Leon agreed to a fee and gave him an address for the cult, and Jack Liffey finished off his coffee in one long pull so he could get out of there and think about this job and all the ambivalences trotting up around him like pit bulls.
“One thing, Leon. Remember that football player you demolished at Stinkey’s?”
“Sure.” He grinned, and there was almost enjoyment in it. “His parents threatened to sue me until they saw how ludicrous it would
look in court, Goliath standing beside me.”
“What was it about?”
“He called me a faggot.”
“Were you the thief?” Jack Liffey added lightly, as if it hardly mattered.
Leon stared back at him for a long time. “If I was, you rich pricks deserved it.”
It took Jack Liffey several days to satisfy himself that Ramon Came had never joined the Hankook Gideon’s 300 Church of the Last Glorious Days. No one on earth but a hard-core Korean millenarian would get within hailing distance of those wild-eyed chanting loonies, he thought. It was probably a misdirection the boy had let slip to his father on purpose. Jack Liffey tried the Gay and Lesbian Alliance, on the obvious hunch, but the boy hadn’t gone there either. In a week he’d finally tracked the boy down to Zapata Graphics in Boyle Heights, an art center run by Liberation Theology nuns.
“I can’t let you see him, Mr.
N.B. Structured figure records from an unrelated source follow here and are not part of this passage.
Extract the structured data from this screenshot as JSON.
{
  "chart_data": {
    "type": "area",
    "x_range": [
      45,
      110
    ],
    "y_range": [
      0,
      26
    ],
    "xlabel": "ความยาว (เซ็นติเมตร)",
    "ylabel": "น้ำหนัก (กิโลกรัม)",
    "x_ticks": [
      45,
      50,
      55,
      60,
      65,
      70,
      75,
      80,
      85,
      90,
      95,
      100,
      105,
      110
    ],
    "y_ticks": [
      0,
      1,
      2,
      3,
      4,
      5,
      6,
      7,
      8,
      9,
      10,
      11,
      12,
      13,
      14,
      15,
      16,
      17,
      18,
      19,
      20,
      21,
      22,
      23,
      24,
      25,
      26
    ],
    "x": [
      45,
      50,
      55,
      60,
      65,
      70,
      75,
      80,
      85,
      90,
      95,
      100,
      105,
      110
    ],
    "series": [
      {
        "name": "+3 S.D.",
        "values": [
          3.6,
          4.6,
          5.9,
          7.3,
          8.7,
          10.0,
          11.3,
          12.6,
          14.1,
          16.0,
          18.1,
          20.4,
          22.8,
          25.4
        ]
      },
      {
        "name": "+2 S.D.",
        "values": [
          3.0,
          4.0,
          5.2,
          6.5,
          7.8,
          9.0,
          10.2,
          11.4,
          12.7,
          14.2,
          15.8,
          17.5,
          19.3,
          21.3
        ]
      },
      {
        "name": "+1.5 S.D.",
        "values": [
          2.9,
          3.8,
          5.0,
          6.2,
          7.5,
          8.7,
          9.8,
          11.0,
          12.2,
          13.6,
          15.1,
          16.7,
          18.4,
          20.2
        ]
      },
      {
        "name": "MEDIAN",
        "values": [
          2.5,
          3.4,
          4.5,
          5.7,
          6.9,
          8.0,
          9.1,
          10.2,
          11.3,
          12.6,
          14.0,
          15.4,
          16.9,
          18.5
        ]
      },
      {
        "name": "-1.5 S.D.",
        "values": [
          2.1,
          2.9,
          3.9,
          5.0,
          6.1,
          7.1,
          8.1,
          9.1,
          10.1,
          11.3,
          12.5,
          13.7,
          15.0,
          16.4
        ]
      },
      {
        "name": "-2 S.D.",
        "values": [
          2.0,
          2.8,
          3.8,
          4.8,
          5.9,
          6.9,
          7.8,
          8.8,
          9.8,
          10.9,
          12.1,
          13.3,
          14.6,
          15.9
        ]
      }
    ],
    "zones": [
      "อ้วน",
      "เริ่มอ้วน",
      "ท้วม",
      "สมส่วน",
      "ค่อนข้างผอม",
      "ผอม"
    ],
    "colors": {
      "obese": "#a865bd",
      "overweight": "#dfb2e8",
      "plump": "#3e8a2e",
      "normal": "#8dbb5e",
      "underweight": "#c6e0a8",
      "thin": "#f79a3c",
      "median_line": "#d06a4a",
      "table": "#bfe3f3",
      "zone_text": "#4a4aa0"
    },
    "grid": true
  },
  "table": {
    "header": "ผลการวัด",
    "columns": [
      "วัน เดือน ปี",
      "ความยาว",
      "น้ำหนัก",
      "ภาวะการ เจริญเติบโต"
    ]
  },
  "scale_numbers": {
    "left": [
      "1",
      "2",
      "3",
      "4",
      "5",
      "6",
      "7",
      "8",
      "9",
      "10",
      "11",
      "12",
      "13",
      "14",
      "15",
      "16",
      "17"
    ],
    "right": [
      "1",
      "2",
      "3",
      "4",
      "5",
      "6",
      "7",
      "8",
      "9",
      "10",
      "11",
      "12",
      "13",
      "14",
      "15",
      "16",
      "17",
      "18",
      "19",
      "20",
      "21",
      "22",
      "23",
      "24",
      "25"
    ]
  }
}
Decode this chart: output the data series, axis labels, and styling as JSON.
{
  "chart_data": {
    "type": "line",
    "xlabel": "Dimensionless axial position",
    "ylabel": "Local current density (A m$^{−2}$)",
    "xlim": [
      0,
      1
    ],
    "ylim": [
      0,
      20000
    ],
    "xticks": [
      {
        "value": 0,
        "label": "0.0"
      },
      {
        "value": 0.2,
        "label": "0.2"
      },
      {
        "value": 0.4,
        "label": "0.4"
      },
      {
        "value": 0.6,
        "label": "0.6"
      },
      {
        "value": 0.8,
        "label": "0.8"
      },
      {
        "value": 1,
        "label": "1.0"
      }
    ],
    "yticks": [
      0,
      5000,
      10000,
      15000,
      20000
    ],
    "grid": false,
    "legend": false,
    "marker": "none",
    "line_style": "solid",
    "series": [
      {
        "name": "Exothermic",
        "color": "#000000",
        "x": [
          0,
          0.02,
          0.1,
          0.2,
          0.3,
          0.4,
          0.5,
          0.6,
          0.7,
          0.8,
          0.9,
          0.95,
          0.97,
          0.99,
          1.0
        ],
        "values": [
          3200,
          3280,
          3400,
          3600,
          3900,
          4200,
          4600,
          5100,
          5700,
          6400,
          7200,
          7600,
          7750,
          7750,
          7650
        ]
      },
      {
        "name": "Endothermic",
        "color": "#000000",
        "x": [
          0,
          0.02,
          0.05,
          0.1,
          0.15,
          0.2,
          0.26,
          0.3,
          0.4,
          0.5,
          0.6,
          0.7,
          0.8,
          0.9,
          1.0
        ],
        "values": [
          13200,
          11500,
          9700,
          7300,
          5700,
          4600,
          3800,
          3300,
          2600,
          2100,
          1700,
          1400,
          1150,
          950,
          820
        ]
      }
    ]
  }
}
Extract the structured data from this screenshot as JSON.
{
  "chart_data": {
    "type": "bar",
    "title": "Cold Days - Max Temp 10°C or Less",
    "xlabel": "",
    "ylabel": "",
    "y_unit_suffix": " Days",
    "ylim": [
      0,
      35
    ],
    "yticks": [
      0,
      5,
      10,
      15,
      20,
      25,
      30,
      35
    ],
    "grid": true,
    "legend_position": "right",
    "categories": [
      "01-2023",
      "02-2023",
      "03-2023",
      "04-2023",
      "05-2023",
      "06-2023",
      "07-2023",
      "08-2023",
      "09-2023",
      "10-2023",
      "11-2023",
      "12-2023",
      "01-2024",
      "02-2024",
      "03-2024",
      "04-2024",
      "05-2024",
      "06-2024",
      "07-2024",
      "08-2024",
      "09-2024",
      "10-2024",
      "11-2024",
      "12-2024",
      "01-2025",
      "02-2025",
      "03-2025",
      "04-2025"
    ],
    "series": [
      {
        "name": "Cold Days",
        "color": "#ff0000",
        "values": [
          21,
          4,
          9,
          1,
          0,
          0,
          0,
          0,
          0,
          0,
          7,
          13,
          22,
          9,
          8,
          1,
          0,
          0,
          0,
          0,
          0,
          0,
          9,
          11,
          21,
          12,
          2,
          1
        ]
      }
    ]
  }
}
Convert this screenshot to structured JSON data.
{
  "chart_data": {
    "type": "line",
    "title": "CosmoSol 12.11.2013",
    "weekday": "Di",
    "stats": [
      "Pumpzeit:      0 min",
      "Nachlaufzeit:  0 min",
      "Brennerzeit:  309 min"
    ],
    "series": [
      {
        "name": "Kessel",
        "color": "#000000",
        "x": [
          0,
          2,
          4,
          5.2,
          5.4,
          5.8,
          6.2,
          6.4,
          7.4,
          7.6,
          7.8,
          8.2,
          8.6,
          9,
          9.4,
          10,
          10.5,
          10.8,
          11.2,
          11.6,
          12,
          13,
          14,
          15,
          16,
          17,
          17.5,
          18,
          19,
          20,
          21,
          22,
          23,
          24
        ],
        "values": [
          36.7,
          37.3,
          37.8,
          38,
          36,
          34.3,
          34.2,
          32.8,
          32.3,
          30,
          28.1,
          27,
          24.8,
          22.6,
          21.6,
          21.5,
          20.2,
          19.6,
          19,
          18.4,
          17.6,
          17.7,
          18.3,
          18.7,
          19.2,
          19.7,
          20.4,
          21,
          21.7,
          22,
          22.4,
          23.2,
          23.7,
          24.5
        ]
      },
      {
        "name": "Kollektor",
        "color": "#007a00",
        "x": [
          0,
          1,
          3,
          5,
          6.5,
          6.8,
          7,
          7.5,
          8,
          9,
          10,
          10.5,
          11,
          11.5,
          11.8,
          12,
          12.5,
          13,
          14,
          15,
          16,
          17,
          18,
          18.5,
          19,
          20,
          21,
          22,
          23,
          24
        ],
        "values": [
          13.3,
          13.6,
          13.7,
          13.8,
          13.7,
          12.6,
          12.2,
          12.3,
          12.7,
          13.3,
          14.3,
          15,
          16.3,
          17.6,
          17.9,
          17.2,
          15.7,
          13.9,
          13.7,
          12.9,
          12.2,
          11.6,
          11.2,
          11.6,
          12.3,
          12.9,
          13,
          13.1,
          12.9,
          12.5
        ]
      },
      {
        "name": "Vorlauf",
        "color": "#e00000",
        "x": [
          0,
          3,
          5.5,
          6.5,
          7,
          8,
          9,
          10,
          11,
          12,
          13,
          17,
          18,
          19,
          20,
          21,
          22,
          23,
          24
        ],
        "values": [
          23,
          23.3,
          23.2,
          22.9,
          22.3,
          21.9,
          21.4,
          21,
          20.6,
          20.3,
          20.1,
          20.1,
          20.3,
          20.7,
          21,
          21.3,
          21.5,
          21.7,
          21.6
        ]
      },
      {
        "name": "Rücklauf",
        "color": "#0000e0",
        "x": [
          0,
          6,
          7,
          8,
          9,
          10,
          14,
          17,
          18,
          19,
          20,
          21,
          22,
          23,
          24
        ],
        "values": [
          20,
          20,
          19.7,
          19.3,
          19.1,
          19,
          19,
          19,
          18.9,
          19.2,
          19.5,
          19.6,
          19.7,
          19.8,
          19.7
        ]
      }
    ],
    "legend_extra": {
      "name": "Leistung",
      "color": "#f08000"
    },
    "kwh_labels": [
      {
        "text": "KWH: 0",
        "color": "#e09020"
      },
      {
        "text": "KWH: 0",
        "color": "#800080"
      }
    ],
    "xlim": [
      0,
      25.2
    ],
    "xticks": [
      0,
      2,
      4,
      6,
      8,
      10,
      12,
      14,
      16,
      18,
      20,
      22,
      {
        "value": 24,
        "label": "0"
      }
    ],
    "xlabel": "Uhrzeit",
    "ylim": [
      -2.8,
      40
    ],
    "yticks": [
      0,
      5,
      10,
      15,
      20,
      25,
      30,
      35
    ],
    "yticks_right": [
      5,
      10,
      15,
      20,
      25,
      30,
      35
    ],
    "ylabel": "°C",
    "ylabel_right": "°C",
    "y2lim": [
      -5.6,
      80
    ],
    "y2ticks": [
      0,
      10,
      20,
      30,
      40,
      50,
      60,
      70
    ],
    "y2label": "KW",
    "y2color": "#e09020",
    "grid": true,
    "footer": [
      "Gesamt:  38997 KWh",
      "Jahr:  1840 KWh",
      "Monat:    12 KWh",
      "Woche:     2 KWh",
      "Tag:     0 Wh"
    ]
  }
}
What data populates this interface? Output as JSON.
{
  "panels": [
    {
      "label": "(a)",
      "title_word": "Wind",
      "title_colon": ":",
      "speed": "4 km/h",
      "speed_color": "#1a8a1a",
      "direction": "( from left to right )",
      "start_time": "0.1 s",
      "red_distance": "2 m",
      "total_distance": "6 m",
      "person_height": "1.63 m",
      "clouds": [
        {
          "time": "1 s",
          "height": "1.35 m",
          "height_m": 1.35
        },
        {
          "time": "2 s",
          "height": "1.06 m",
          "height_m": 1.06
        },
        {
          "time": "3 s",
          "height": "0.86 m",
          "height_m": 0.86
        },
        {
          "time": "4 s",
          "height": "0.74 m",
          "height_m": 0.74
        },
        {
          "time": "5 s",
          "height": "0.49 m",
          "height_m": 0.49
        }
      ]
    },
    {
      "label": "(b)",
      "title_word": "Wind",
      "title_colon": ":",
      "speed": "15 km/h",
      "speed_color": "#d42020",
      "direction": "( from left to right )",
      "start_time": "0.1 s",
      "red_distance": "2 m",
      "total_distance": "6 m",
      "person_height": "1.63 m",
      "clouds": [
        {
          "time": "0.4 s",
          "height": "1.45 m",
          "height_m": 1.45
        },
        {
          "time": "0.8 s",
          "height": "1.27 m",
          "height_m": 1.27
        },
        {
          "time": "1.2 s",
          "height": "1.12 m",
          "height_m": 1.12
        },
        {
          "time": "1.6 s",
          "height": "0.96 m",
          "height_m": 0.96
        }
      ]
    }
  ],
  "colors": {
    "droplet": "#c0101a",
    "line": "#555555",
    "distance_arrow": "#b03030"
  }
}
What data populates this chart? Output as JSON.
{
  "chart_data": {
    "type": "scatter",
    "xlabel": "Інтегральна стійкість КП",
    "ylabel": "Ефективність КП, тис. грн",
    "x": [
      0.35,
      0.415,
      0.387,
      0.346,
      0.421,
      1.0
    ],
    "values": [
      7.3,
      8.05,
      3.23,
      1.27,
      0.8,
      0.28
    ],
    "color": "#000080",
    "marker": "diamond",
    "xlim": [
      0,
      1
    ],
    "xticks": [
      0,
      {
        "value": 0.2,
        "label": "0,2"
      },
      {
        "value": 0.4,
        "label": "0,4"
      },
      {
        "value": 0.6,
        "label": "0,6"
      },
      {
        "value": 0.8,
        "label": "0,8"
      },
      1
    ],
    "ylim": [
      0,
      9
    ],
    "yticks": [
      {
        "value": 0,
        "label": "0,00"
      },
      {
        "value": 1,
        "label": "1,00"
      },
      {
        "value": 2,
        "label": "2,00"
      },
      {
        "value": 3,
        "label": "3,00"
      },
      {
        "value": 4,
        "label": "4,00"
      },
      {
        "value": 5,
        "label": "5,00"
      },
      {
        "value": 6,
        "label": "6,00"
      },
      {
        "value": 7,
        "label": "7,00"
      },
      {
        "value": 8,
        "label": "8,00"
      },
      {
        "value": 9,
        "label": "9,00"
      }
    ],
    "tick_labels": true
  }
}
Liffey,” Sister Erasmus insisted in a cluttered studio where a number of young people labored away at silk-screen presses and other tasks. The sister was heavy-set and a bit frowzy, but seemed quite kindly.
She didn’t wear a habit or the airplane hat, none of them did anymore, but there was something about her that screamed nun at you, maybe the sense of peace and confidence.
“I promise you, I have never taken a child home against his or her will. Especially if there’s a danger of abuse. Ever. But Ramon is a minor and I’ve got to at least talk to him. I’m functioning here as an officer of the court.” That was gibberish but it often worked.
“All right. You may talk to him, but only in my presence.”
She led him up a worn stairwell, past a lot of posters of brightly colored Mexican village scenes and cartoony low-rider sedans, the East L.A. trademark. She knocked politely and waited for an invitation before ushering him into a small studio with a cot and a tiny fridge in the corner. The resemblance was so obvious there was no doubt. He was like a slightly more Latino version of Leon, short and frail with soulful brown eyes and a very solemn demeanor.